As part of speaking at Bees In A Tin about my photo walks last month, I was interviewed along with Holly Gramazio for Imperica, an online magazines for digital arts and stuff. I feared I was rambling a load of old nonsense but it all came out rather well, I think. Thanks to Paul Squires for enabling coherence.
A sample:
How does the appreciation of a given space change over time? How is a new appreciation sought, and how do your own views help to build a re-interpretation of what public space is or could be?
PA: I’m a big fan of returning to the same place over time, and it always disappoints me that when someone has come on one of my routes, they don’t feel the need to come on it again. Over-enthusiastic planners aside, cities don’t suddenly change. It’s a gradual process of entropy, decay, maintenance and redevelopment. Every time I walk through Birmingham I see a new building, or a changed building. Something burns down, somewhere else is given a new lease of life. Every day life happens in the city and it leaves a mark. These marks accumulate, and the story of the city is told.

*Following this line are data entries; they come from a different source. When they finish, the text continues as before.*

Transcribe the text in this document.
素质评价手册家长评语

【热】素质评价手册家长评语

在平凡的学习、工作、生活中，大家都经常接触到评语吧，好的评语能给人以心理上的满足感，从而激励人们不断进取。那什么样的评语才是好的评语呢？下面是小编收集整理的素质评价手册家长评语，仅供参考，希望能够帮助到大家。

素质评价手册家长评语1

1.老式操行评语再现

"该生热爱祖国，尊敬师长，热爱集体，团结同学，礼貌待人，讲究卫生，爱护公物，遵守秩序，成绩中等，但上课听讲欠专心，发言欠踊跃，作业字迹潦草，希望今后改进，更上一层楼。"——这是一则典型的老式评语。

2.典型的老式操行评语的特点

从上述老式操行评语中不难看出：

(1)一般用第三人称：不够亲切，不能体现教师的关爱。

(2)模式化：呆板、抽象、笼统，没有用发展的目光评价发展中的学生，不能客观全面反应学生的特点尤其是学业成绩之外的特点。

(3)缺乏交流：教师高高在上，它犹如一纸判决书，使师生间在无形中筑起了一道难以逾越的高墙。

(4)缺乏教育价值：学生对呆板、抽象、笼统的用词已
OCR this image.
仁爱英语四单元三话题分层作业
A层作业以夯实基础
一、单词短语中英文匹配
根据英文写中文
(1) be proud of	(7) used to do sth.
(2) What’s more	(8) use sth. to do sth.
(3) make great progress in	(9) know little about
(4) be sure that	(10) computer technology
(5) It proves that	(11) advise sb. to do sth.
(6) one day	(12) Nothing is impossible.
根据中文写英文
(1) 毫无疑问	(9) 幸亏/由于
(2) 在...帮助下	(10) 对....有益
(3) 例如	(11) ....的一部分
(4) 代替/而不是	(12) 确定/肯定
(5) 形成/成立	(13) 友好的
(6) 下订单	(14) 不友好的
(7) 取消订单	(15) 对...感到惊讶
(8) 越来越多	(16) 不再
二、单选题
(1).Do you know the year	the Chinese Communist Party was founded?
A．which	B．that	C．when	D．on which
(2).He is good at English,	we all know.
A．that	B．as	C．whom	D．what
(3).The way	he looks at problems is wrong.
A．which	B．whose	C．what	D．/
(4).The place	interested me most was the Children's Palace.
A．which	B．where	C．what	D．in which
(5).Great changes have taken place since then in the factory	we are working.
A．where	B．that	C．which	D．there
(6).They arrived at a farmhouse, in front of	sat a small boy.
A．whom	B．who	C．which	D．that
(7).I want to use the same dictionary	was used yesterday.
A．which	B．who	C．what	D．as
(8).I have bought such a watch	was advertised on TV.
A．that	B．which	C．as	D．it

Revisiting a given space is more than seeing the same place over and over. It’s a different place each time. My interpretation of it is unique to me. There are a million Birminghams, one for each person who lives here, not to mention all those who visit. Each is as valid as the other. We make our own sense of place. I guess that this is why private ownership of apparently public spaces, while interesting, doesn’t overly concern me. We make the city in our own way, regardless of what the “owners” want. Dhruva Mistry’s fountain-sculpture The River isn’t called The River. It’s called The Floozie in the Jacuzzi and there’s nothing Mistry can do about it.